On National Unity Day, Yaounde, the capital of Cameroon, held a military and civilian parade to commemorate the country’s 51 years of unification.
President Paul Biya has been in charge for all but 10 of those years. He is currently the oldest head of state in the world at 91 years old.
More than a million people have been forced from their homes since 2016, when a group of Anglophone Cameroonians started to rebel against Biya’s Francophone leadership, and the nation is today less cohesive than ever.
Some of those who watched the parade sounded optimistic about their country’s future and welcomed the day.
“It is to remind that we are one people, it’s to remind that it’s together that we can build and develop, it’s to remind that it’s together that we can be happy, it’s together that we can live in peace,” said Therese Temgoua, a Francophone Cameroonian who is a bank executive.

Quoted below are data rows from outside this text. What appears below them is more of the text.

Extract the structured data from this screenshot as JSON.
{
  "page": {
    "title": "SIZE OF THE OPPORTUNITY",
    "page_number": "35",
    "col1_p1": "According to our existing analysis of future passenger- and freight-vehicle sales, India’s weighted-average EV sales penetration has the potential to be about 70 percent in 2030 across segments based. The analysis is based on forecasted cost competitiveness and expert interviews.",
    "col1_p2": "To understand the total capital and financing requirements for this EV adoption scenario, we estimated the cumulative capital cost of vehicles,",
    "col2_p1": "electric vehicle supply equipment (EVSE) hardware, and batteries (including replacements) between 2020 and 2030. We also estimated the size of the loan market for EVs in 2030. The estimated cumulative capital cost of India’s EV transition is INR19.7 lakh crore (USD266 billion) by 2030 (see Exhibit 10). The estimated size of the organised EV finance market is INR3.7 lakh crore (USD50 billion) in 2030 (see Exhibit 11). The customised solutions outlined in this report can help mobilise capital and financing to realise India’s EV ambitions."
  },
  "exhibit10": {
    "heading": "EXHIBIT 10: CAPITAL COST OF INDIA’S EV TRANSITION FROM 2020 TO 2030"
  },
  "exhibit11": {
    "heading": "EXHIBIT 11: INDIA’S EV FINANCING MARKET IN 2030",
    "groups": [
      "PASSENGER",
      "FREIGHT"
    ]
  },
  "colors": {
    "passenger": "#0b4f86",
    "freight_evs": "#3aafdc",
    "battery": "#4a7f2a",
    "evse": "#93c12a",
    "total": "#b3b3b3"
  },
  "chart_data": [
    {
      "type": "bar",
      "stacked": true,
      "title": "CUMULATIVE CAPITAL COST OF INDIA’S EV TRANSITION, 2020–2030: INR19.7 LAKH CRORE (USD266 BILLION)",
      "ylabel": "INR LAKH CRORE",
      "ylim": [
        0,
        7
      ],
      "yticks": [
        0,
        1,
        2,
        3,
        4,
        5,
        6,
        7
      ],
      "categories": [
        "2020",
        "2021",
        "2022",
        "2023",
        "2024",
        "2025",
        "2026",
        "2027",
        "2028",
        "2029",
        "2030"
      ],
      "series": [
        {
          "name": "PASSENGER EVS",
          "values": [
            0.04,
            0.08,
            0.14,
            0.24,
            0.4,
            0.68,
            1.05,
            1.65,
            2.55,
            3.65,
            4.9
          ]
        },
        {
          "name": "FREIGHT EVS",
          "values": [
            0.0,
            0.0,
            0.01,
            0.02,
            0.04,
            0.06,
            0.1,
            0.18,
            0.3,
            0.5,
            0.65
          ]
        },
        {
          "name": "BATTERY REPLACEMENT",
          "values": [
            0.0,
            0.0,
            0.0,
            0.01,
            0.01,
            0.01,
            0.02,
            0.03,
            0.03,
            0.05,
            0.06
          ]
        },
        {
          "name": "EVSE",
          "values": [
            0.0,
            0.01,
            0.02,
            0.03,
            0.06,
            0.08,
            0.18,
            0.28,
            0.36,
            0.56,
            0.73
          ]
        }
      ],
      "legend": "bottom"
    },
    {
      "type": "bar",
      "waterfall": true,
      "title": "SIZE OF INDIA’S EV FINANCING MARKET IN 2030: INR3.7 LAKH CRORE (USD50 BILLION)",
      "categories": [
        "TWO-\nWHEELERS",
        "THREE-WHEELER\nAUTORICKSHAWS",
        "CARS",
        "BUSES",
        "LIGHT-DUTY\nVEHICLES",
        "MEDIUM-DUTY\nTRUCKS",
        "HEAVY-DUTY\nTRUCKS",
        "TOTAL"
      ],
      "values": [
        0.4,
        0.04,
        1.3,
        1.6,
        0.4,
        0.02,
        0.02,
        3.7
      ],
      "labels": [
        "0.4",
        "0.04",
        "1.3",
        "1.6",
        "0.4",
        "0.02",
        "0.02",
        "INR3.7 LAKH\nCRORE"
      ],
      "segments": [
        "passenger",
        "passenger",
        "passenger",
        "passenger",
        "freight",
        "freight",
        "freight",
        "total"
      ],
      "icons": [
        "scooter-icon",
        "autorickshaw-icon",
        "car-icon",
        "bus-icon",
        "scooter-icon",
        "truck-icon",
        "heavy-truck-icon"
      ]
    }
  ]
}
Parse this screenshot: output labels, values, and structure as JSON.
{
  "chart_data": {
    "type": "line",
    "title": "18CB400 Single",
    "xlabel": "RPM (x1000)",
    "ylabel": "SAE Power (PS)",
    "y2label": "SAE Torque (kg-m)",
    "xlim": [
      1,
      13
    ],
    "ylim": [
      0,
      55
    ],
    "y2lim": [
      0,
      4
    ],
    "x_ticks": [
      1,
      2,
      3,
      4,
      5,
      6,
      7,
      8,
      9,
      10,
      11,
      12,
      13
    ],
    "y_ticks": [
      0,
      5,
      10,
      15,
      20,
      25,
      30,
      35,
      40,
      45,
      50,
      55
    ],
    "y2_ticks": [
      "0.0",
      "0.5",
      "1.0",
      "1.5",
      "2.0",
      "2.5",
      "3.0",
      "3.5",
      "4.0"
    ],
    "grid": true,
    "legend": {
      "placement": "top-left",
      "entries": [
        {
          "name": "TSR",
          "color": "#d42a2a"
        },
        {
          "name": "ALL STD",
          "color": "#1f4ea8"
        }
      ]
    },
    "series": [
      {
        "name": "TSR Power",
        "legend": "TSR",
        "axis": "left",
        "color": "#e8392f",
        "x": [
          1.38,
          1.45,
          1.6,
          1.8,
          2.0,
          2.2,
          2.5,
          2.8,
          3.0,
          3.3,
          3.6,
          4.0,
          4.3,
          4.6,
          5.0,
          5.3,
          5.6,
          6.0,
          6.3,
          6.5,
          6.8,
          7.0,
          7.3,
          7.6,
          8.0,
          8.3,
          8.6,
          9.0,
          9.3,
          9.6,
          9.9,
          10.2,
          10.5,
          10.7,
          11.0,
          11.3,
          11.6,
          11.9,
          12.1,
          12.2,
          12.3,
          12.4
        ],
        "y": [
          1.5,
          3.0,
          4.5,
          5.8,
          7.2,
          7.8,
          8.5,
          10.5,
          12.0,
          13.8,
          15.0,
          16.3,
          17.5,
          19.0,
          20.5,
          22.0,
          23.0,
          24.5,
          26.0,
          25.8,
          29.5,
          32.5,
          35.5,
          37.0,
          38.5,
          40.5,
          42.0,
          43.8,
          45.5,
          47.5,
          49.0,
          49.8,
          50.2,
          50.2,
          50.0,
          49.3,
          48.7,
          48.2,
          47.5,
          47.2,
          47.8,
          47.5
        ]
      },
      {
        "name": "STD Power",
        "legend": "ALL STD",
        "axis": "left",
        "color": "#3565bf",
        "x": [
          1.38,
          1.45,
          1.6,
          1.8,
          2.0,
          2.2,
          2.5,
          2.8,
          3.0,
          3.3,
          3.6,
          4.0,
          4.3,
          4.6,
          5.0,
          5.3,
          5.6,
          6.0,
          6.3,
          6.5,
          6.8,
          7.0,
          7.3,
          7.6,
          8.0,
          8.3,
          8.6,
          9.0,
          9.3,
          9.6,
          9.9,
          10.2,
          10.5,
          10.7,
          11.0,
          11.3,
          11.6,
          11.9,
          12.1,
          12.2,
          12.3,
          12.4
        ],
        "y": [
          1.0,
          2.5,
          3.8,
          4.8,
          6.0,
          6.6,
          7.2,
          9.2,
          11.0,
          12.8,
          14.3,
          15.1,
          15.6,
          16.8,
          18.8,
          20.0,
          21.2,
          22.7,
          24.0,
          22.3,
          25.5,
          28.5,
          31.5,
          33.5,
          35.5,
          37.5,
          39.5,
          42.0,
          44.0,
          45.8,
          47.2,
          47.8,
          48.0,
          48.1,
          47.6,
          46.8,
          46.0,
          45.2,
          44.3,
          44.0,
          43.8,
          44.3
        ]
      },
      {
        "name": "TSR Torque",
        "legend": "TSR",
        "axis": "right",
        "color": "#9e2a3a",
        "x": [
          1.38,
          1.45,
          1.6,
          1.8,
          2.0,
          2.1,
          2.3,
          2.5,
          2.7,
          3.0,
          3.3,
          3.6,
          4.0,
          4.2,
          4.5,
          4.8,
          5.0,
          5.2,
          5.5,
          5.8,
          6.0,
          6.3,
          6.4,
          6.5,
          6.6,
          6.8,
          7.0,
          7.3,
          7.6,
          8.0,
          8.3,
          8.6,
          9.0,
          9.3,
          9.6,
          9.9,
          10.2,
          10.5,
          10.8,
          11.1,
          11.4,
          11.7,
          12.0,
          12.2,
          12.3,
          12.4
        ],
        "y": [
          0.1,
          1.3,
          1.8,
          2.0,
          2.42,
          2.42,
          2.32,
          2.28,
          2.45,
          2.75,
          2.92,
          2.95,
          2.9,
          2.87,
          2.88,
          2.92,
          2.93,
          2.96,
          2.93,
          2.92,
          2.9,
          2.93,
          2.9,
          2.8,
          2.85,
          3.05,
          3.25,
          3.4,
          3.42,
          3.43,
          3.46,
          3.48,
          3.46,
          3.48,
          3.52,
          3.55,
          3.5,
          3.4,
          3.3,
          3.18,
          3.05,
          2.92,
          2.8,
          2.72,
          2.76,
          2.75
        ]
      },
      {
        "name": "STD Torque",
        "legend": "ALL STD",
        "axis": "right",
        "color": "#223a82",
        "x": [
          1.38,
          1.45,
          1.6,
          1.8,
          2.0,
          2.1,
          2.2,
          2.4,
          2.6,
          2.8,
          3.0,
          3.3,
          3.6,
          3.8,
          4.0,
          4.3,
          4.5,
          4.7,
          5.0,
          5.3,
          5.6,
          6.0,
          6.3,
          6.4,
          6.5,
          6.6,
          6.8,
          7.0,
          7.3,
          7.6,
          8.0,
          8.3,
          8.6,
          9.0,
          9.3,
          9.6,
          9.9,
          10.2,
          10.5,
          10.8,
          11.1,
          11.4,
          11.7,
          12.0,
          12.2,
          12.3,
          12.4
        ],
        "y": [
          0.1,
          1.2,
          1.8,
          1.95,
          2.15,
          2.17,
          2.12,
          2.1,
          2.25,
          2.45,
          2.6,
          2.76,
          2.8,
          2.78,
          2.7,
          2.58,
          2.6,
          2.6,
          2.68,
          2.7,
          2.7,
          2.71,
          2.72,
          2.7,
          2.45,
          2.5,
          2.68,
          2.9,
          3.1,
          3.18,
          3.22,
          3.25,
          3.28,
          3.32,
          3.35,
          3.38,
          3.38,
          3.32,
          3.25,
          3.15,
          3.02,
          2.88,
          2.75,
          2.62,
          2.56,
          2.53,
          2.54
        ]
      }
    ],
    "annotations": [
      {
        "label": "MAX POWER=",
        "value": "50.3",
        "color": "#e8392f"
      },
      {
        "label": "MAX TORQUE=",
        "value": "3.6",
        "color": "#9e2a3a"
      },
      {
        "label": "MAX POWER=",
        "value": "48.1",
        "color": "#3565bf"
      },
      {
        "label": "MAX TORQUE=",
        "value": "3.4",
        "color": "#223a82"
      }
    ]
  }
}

“I think it’s a happy day, and what I’ve seen today shows that Cameroon’s democracy is actually in the right direction,” Enobi Akepe, an anglophone Cameroonian who is a university lecturer, said.
But one francophone journalist described the unity of the country as a “facade.”
“Today, Cameroonians agree that we are living in a certain facade of unity. First, because in the North-West and South-West, you know that there are secessionists who do not let us breathe. On the other hand, we see the rise of hatred in the country,” said Pierre Youte, a journalist and the director of Soleil d’Afrique newspaper.
This rainy season Cameroon is also facing a cholera epidemic which has spread to all of its regions and is know to have infected around 20,000 people.
The figure is likely to be higher as only those infected people who manage to reach hospital are counted. On Friday, on the eve of National Unity Day, the authorities closed down some of Yaounde’s food markets to prevent the spread of the deadly bacterial disease.